Today is the day that has come to be known as Black Friday, the Friday after the fourth Thursday in November (American Thanksgiving), which has come to be known at least symbolically as the first shopping day of the holiday season. Curiously, it has held this distinction even as some stores have began decorating for the winter holidays earlier than Thanksgiving.
Among one of the more interesting recent developments, REI has chosen to close the doors of its retail outlets, and even urging customers to go outside instead with the #optoutside campaign. I see this as quite the bold and commendable move, and may well be the lead in an inevitable wave of backlash against the Black Friday tradition.
Now, I’m not against Black Friday by any means, but the reality is that many shoppers are seeing Black Friday for what it is: consumerism for the sake of consumerism, and in many cases, marketing for the sake of marketing. Like anyone with an interest in the profession, I admire good marketing, but I just can’t shake the thought that Black Friday as a marketing/sales tool has run its course.

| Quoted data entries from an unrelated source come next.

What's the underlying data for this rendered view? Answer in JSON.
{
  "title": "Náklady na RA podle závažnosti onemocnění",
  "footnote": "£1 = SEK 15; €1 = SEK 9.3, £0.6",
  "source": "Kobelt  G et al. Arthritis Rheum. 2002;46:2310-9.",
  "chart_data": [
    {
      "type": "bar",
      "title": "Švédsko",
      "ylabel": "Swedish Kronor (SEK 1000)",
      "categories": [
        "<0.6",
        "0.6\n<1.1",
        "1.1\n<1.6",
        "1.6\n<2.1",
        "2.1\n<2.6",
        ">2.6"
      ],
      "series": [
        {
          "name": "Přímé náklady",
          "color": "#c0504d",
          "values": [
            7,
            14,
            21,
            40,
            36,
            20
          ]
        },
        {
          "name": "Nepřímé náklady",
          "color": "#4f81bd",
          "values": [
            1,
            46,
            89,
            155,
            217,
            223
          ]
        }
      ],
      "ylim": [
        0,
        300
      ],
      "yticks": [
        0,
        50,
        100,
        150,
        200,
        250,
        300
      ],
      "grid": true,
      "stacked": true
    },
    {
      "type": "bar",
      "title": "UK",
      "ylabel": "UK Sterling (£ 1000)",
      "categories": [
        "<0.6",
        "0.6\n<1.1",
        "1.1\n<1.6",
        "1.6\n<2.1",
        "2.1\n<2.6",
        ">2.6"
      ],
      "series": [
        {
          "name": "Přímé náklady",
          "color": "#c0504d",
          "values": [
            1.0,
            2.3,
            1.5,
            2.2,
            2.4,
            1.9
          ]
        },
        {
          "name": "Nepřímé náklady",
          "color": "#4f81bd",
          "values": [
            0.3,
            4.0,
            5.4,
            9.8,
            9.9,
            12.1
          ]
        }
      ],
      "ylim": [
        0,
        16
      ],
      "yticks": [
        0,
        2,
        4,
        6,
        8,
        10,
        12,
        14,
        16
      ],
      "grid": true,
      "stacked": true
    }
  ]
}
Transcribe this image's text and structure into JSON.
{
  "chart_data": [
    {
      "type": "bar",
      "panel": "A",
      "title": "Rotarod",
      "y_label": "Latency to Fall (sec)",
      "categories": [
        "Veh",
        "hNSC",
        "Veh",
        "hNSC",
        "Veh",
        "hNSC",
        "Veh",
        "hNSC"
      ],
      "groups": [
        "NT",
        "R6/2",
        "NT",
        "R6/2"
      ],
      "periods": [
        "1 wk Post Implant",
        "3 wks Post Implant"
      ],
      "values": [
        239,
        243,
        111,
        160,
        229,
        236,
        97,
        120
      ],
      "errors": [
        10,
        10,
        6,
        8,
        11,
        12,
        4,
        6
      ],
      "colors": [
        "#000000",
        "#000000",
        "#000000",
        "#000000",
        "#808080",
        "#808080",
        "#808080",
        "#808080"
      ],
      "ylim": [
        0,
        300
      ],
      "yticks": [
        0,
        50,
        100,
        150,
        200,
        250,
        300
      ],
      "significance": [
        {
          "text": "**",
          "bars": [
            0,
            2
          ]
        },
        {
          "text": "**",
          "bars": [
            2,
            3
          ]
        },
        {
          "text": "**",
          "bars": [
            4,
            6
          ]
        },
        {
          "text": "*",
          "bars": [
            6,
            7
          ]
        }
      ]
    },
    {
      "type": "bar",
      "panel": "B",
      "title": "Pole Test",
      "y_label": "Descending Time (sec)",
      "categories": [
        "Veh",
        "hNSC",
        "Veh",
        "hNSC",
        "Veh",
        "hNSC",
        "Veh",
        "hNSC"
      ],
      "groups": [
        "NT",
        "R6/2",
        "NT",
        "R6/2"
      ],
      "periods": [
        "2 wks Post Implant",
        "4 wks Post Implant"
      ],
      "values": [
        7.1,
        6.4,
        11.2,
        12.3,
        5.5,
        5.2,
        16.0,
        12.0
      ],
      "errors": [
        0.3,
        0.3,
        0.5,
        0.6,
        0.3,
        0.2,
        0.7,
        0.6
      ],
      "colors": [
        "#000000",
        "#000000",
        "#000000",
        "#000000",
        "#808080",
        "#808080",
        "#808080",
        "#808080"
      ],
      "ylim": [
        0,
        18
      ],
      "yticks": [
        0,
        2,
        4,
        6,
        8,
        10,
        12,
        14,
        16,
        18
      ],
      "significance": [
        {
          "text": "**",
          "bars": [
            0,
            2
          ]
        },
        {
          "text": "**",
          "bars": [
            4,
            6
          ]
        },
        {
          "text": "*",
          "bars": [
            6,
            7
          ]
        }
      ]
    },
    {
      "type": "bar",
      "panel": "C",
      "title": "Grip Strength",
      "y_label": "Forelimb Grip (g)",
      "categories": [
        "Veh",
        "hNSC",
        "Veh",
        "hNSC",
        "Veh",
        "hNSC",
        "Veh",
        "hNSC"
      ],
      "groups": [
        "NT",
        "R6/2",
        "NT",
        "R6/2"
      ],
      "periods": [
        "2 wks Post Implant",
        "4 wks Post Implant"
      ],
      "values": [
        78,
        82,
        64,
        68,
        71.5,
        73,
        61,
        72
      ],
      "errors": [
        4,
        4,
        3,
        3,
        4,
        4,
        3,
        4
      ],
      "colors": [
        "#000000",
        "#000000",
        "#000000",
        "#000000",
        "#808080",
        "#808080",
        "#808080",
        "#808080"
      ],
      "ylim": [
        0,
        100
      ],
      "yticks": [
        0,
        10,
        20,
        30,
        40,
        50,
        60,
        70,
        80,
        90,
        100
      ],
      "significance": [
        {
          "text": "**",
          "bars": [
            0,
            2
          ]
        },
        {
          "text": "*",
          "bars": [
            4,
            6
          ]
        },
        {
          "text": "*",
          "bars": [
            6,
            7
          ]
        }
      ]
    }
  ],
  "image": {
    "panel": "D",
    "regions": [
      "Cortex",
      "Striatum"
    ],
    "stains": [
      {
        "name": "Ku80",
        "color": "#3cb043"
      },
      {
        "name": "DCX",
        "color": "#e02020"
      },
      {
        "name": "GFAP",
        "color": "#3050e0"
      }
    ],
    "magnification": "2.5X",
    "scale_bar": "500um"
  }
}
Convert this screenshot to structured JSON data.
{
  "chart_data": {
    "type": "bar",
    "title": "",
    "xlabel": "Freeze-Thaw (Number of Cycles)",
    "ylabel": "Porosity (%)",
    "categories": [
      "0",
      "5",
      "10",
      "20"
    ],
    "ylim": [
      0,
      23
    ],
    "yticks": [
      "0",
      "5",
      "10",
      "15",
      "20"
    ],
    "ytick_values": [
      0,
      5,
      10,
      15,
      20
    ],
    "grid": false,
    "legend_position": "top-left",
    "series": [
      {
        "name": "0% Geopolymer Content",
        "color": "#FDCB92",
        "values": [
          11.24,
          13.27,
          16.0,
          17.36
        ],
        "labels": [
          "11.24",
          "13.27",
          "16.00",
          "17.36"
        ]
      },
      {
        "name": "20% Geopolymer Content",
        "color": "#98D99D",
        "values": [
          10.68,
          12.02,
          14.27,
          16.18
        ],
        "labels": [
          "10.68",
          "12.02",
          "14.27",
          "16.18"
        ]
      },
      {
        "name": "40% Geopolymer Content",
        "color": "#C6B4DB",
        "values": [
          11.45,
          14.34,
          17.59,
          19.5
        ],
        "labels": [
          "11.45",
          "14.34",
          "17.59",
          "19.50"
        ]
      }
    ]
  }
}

Part of what is starting to kill Black Friday is the decision of many retailers, for better or worse, to open for part of Thanksgiving (typically from 6pm or so) when they would not in years past (the so-called “Gray Thursday”). The backlash from this has grown each year, with many refusing to shop on Thanksgiving in protest. Part of the backlash is due to retailers not giving employees the option to freely opt out of working on a holiday. While I can understand the retailers not wanting to do this, the effects of the bad PR will often more than offset whatever sales totals come up for a holiday. There was a time when a store opening on a holiday was a flagrant taboo, something that Just Wasn’t Done. We’ve changed to a 24-hour society, where even on a holiday there are things that need to be done, and things happen like running out of aluminum foil or Aunt Ethel’s favorite diet soda on Thanksgiving morning.
The reality of it is, I don’t see Black Friday going anywhere soon. The actual term for the post-Thanksgiving shopping rush has been with us for a good four decades. Even with Christmas creep, it will take a lot to fully take down this tradition; in fact, it may be the key to ending “Christmas creep” which I personally think is much worse than one day of flagrant consumerism and marketing. Yes, Nordstrom is on to something by refusing to decorate for Christmas until after Thanksgiving, and I wish more stores would follow Nordstrom’s lead. It’s bad enough when Halloween items are out in early September, right after the back-to-school promotions conclude.